1) It’s been long enough. He’s served his time.
This one is easy to refute. The ban Pete Rose willingly accepted was for his LIFETIME. He knew the terms of the deal when he took it. So as long as Pete is still converting oxygen into carbon dioxide, he has not served his time. This isn’t a prison sentence. There is no possibility of parole. He got the baseball version of the death penalty.
Plus, let’s look at a few things here. Rose did have an appeal heard, and it was denied. Why? Because he’s basically flipped the bird at baseball for the past 25+ years. He still lives in Las Vegas, which is not a crime, but when you’re banned from the sport for gambling, living in a Vegas hotel where you pimp your autograph for cash isn’t exactly sending the best message that you’ve been reformed.
Oh, by the way, Rose also admitted that he still gambles! Again, that’s not a crime in Las Vegas, but this is like the alcoholic who claims he’s clean and sober from his bar stool. If being reinstated is as important to Rose as he claims it is, you’d think he’d want to distance himself from anything that even hints of gambling.

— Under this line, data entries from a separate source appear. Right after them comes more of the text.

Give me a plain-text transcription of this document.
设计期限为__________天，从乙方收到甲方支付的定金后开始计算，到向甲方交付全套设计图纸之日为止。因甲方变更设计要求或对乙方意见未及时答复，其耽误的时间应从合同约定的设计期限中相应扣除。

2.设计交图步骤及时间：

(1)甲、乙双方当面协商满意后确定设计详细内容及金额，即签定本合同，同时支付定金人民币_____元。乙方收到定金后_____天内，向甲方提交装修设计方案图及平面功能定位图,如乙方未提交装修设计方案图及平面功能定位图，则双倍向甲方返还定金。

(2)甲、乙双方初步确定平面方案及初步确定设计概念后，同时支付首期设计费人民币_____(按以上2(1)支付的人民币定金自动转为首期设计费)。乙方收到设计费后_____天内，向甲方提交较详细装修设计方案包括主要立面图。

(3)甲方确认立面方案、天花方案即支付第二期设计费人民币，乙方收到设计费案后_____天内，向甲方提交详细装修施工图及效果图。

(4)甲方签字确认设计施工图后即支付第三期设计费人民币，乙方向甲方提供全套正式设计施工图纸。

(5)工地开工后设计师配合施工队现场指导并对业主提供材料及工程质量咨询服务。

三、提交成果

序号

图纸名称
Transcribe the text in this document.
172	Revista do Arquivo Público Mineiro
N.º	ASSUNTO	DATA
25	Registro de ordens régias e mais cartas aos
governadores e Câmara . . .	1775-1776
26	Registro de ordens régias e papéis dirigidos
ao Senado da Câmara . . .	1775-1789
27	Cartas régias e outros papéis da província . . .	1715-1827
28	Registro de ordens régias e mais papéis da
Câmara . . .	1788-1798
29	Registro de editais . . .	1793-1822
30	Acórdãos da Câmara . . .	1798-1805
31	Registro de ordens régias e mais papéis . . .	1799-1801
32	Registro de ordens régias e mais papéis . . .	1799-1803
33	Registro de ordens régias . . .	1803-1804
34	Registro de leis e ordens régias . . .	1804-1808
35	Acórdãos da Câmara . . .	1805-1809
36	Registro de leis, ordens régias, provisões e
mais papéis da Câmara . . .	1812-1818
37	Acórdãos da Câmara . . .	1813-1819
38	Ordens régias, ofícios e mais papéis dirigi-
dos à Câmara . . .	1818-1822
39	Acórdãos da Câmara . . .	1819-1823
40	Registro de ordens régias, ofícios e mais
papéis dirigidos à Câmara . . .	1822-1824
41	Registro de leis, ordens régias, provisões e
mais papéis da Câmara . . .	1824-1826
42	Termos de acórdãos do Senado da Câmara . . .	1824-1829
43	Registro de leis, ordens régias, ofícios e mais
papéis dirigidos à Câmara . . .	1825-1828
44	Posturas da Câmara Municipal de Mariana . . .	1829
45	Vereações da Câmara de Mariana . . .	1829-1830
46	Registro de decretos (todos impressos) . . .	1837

Editor’s Note: Pete Rose hasn’t served his sentence. His punishment is he never gets to stand on the stage and Cooperstown and give his induction speech. That’s what a lifetime ban means.
2) He didn’t bet against his team. It’s not like he threw games.
First of all, nobody really knows if he threw games. Second of all, that isn’t the point. Attempting the predetermine the outcome of games wasn’t the crime…placing the bets in the first place was. People should actually read the Dowd Report and see what all this guy was into. It’s full of evidence that Rose bet against his team.
Besides, you can bet against your team without actually betting against your team. Let me explain. Let’s say that while managing the Reds, Rose places a bet on his team on a particular night. On that night, he uses his 2 setup men and his closer out of the bullpen for a 5 out save. On the next night, he knows these guys are either going to be unavailable or not as effective, so he only bets $1,000. This tells the gamblers he’s betting with that he’s not as confident in his team winning, so they call their guys and say “Hey, Pete’s not going with his best guys tonight.”
It doesn’t take the FBI crime lab to figure out what a problem this is.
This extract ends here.